What has been the biggest challenge in your nine years?

“The biggest challenge has been the year-on-year growth in cases referred to the Property Ombudsman – in my first full year we had around 500 cases and last year we had 2900!”

Why do you think there’s been such a growth in the number of cases?

“I deal with double the number of sales complaints I used to – but 65% of my workload is now lettings related. That’s a sign of the times. There’s been a shift away from people purchasing property to people renting property. If you go back ten years or so renting a property was seen as a bit sort of second class but that’s changed – now people think if I rent I can have a far nicer place than I could afford if I buy and I can move on when I get a new job. It’s a much more flexible approach. So there’s been a big increase in my workload there.

“Generally, though, for both sales and lettings I think the number of cases has increased as there’s a greater awareness of the scheme and that’s a good thing. Consumers now know there’s somewhere to go for dispute resolution. And this is purely a subjective opinion on my part but I think younger people, who are perhaps more likely to be in the rented sector, are less ready to accept what they’re being told by an agent and less ready to accept poor service without question so they will raise a complaint with us.”

You don’t deal directly with conveyancers?

“No, they are outside my jurisdiction so I can’t really remark on whether they treat their customers fairly or not. But what I do believe is important is that conveyancers and estate agents are communicating – if they don’t the only person that’s disadvantaged is the consumer.

“I was talking to a group of agents yesterday and I told them: ‘You are the professionals in this transaction so when there’s a problem it’s up to you sort it out.’ And that’s what I truly believe. Yes, the complainant may have not equipped themselves with an adequate understanding of the process but it’s up to the professional to know what’s going on.”

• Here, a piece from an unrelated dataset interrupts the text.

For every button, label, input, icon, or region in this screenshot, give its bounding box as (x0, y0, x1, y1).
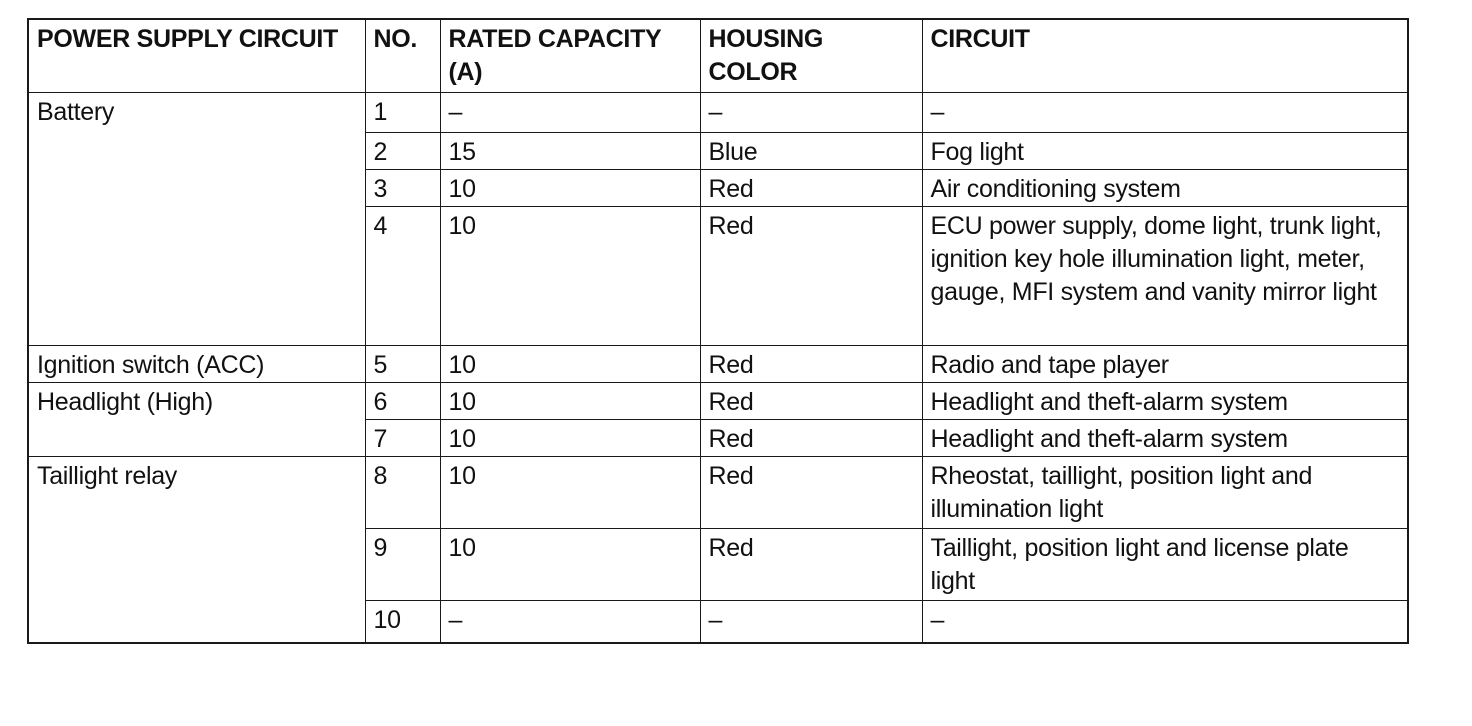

What have the highs and lows of your tenure been?

“Doing the job is my high – it’s great to be in this position and I believe I’ve made a difference.

“I can’t think of any lows. But what I’ll take away is the understanding that complaints are not an intrusion on business – they are part of business. No matter how diligent a firm is complaints will arise through misunderstanding and miscommunication and whether it’s justified or not it’s important for the professional to deal with that complaint swiftly and diligently.

“There are some big estate agency chains undertaking lots of transactions and clearly the number of transactions gives some correlation to the number of complaints they receive. And that’s not necessarily a sign of bad practise – it’s the law of averages.

“But dealing with the big firms – well most of them have compliance departments and are easy and open to deal with. What concerns me more is the agent who sets up one day just because he can – there’s no entry level qualification so he opens a shop and starts to deal. He might not have a clue about legislation and probably interprets the standards to his own benefit. Particularly with letting agents there’s the potential for real money to be passing over the counter so that’s the sort of firm that presents the greatest risk to the consumer. So, again, it’s educating the consumer to know that they need to go with a firm that is affiliated to a trade association and registered with TPO.”

Your successor hasn’t been named yet? What attributes do you think the next Property Ombudsman requires?

“The process of recruitment is currently underway but whoever takes on the role needs a wide range of experience from the business world generally and from the ombudsman world particularly. The ability to maintain impartiality and to grasp the main factors of an argument is vital and the Ombudsman also has to understand the machinations of government. While we don’t receive any money from central or local taxation there is a lot of work to do with government in terms of trying to influence legislation and providing input to new legislation. So that’s essential – being savvy about government machinery and being able to project that to agents and the public.”